The South African motor industry is geared to exports with over 60% of 2025 production shipped abroad. Volkswagen in the Eastern Cape exports more than half of its production to Europe and the UK. But it is struggling because consumer preference in Europe has shifted to EVs which are not produced in SA. Concerning the US, because of Donald Trump’s tariffs, SA shipments have already fallen precipitously.

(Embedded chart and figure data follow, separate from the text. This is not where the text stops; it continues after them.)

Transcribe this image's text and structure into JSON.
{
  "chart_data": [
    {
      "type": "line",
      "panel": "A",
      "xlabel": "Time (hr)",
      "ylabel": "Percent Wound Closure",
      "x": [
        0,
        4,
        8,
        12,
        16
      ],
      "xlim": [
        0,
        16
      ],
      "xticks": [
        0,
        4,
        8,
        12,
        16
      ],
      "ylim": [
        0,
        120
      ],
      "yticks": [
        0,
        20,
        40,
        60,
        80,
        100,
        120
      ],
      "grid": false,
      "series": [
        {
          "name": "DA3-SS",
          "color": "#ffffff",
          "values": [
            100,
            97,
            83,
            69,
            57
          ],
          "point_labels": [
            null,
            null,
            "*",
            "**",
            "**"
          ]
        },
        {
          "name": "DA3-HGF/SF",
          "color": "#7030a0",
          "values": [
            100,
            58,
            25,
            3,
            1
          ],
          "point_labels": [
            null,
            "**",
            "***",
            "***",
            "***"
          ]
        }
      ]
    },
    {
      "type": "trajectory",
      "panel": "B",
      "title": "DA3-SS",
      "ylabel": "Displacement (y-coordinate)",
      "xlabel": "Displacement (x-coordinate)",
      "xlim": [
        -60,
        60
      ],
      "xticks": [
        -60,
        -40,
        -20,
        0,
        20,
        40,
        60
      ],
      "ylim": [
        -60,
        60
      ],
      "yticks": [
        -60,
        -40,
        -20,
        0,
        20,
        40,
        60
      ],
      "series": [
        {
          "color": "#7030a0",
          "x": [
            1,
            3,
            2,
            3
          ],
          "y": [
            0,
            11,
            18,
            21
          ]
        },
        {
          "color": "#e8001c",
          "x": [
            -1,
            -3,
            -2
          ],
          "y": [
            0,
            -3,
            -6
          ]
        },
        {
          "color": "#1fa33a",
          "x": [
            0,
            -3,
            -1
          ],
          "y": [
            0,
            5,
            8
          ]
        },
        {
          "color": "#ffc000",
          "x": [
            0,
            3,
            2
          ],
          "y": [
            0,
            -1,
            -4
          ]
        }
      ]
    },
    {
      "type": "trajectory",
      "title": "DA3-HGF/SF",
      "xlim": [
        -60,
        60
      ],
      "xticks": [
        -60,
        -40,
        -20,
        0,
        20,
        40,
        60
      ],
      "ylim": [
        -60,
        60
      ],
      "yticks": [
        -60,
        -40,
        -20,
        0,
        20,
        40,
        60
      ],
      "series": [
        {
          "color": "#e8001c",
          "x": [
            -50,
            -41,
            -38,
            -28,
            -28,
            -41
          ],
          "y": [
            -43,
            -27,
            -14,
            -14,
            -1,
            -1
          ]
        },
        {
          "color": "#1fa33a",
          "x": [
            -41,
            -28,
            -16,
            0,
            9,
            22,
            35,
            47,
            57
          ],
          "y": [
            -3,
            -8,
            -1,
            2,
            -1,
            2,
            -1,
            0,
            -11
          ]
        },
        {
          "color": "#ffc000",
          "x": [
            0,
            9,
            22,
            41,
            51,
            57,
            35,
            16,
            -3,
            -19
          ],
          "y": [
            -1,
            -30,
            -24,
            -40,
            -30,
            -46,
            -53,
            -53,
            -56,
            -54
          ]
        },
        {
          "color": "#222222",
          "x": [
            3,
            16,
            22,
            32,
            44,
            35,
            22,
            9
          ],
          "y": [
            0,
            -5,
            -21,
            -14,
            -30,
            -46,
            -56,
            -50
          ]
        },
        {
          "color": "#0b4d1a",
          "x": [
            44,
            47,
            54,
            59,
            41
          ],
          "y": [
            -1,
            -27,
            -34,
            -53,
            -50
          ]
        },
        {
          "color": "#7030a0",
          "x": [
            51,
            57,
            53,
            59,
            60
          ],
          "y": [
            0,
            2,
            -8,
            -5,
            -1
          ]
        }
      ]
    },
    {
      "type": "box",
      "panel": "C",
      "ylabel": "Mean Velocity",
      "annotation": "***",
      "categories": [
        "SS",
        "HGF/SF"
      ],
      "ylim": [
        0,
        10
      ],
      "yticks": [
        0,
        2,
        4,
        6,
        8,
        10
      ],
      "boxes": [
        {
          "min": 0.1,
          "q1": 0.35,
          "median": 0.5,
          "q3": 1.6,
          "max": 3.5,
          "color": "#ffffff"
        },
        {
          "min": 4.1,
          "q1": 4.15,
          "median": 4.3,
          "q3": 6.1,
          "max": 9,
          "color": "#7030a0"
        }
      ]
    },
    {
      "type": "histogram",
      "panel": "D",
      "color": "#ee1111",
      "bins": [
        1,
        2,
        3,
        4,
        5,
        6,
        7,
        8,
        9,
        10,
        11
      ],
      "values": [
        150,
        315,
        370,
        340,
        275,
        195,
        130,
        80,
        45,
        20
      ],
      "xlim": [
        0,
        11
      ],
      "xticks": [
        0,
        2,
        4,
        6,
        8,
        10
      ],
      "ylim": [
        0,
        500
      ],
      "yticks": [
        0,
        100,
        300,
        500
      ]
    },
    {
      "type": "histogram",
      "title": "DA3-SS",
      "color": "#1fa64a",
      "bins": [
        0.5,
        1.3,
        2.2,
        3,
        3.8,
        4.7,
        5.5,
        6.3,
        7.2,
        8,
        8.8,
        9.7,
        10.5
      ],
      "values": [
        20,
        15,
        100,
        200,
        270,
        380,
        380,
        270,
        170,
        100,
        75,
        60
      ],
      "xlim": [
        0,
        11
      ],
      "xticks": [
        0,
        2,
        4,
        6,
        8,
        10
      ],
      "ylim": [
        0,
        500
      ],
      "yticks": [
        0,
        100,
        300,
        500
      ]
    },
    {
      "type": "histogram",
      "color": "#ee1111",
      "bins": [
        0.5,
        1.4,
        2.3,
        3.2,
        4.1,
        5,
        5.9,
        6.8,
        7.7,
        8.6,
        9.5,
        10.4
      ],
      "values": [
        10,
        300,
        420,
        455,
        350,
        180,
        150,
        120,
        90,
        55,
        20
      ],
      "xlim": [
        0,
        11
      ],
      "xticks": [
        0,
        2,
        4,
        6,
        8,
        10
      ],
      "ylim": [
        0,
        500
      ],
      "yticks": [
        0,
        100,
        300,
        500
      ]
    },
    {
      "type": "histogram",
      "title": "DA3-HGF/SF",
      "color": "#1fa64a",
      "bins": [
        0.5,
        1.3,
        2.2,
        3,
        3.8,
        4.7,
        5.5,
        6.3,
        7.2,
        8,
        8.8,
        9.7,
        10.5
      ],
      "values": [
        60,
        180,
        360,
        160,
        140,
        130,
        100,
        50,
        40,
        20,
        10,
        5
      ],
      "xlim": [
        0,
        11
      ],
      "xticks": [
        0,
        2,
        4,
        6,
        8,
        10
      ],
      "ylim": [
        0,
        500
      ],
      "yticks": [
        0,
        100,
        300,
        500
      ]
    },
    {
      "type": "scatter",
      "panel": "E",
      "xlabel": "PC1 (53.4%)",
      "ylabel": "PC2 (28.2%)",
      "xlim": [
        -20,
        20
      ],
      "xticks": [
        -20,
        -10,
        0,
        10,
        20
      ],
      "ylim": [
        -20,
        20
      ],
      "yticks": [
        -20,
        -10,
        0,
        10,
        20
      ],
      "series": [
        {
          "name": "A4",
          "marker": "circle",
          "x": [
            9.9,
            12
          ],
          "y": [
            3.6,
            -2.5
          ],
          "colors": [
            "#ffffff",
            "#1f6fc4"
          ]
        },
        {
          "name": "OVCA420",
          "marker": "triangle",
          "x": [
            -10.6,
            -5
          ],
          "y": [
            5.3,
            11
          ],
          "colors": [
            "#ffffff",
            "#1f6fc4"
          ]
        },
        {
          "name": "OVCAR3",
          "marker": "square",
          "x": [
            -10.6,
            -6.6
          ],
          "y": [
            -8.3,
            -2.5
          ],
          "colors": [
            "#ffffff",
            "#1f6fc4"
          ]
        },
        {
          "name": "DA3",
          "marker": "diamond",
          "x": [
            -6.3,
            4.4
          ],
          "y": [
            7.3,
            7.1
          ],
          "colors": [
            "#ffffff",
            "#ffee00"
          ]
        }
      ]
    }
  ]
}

Surging imports from China and India are another problem. Ominously for SA’s seven domestic manufacturers, imports – mostly from China and India – now account for over 60% of SA vehicle sales. And the Chinese are expanding aggressively. Nissan, the weakest of the Japanese producers, is selling its Pretoria operations to China’s Chery. Chinese firms are building for an EV future, putting in place an extensive charging network. In the industrial zone outside PE China’s FAW is producing trucks from components imported from China.
Recently Goodyear closed its tyre factory the Eastern Cape, eliminating 800 high-paying jobs. Goodyear’s exodus is a wake-up call against Chinese dumping of multiple brands of low-priced tyres onto the SA market.
There are multiple factors responsible for the collapse of Australia’s auto industry. Its small home market was protected with high tariffs, but that changed. Labor costs were high. A decade-long commodity and mining boom led to a doubling of the currency’s exchange rate from 2001 to 2011. Imports surged, government subsidies were slashed. Mitsubishi in 2004 was the first to leave. By 2016 the collapse was complete as Ford, Holden and Toyota all closed down.
Importantly, car exports from Australia were minimal. Australian auto production never exceeded 500,000 units per year, a number equal to the output of a single BMW facility in Spartanburg, South Carolina. By comparison, South Korea’s Hyundai’s plant in Ulsan – the world’s biggest car factory – has an annual capacity of 1.5 million vehicles.
Pretoria has been ambivalent about the auto industry. There’s a history of promises that weren’t kept. In 2014 President Jacob Zuma pledged to double vehicle production and create half a million new jobs by 2020. Instead, jobs were lost. At least 200,000 manufacturing jobs disappeared over the past decade. Some say the situation is dire. Among them is Pretoria University finance professor Adrian Saville who says SA is becoming an industrial graveyard.
A recent industry master plan speaks of increasing auto production to 1.4 million units annually while boosting employment to 224,000. Good luck with that.
But the trends aren’t all bad. Car sales were up 20% in 2025. Domestic vehicle production expanded to 602,000. Among producers, Toyota is doing well, recording record SA sales in 2025. Domestic production, says the company, is a major reason for success.
Government has to make up its mind. Will it facilitate BRICS partner China’s ascendance in the domestic market, or will it respond positively to the needs of its existing car producers?
The views of the writer are not necessarily the views of the Daily Friend or the IRR.